I started crying and said,"You think I didn't know that? You think I didn't know what was going on with her? I tried to help her. I told you twice to talk to her but I don't know if you did or didn't, but you did when it was too late. I was good to her until I had to protect and worry about myself than her. I had to lie to her and say that I was okay when I wasn't because she worries about my safety too much. I wish I could've helped her more.....I'm going to regret it for the rest of my life".

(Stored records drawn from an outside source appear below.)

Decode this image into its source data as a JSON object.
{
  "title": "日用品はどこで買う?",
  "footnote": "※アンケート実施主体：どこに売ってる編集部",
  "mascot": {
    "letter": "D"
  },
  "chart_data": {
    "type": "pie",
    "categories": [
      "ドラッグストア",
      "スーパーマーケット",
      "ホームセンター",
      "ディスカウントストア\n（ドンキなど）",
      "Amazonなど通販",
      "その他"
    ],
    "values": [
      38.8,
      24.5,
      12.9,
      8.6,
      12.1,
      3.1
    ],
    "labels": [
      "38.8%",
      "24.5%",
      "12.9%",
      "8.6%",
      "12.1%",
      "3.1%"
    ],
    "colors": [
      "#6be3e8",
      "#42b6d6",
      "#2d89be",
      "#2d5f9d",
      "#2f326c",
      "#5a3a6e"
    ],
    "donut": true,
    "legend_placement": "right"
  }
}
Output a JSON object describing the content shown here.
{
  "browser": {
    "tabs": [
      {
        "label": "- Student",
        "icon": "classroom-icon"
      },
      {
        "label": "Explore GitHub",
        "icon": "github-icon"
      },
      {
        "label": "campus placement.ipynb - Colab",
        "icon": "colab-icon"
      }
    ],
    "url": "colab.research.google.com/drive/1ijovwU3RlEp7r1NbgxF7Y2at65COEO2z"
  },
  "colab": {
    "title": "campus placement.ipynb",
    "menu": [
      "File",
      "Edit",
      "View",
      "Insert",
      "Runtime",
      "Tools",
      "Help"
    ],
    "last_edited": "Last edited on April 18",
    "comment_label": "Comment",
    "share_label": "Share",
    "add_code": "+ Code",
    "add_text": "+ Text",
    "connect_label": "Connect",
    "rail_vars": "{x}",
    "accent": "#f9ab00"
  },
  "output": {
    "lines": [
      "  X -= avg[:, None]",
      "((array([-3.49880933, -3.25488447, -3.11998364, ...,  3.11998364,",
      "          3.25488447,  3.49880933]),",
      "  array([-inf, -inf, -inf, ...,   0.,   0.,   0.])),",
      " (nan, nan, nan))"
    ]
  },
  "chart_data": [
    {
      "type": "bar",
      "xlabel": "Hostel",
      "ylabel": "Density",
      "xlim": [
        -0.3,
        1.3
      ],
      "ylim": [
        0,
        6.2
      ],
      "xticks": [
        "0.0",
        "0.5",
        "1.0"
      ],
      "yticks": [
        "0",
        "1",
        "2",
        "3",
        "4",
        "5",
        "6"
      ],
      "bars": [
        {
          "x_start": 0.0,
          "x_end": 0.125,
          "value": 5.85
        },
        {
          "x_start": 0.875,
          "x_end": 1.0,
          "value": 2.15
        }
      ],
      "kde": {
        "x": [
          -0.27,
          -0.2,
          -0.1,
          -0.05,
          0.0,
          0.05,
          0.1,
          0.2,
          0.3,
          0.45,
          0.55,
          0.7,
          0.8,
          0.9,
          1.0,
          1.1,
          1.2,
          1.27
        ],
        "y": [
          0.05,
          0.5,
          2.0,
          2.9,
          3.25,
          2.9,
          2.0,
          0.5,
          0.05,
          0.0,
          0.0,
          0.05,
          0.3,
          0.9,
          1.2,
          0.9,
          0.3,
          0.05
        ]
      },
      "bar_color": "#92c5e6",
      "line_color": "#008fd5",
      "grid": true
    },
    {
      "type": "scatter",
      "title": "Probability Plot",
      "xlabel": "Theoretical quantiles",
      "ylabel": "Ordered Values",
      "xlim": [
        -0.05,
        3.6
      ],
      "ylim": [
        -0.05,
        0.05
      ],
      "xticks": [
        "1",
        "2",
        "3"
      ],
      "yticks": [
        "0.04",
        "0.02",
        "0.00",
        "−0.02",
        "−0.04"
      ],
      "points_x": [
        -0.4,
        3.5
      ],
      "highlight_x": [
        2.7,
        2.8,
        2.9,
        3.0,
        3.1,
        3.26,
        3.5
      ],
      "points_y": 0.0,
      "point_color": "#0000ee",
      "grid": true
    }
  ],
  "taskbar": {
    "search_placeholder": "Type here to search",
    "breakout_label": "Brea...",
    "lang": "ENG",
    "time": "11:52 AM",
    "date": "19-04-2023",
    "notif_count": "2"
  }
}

"It's not your fault. It's none of your faults. You girls are surrounded by people that are just going to put you down, and to be honest.....that's how life works. I wish it didn't work like that, but sadly it does. You will need to talk to me every week on how you doing okay?"

"Fine". And I walked to my next class.

It was my last class of the day. I started crying when school was almost over. My teacher noticed that I had watery eyes. She walked by my desk and whispered, "Go freshen up outside and come back in. Okay?"

I nodded.

I went to the restroom, went inside the stall and just cried. I cried so much I couldn't breathe. I got out of the stall and looked at myself in the mirror and thought to myself,

"This isn't me! You have to pull yourself together. You've been through enough. I want to see you smile like you did once before. You deserve so much and I know you can get through this. One step at a time. Okay ______. Let's go back in class and remember....tomorrow will be another day!"

I wiped away my tears and left the restroom and went back to class. The teacher asked me, "Are you okay?"

"Yes. I'm fine" I smiled at her.

After that I just kept smiling the whole day. But when I got home, I just went to bed. Didn't eat dinner. Just stared at the ceiling. Didn't sleep last night.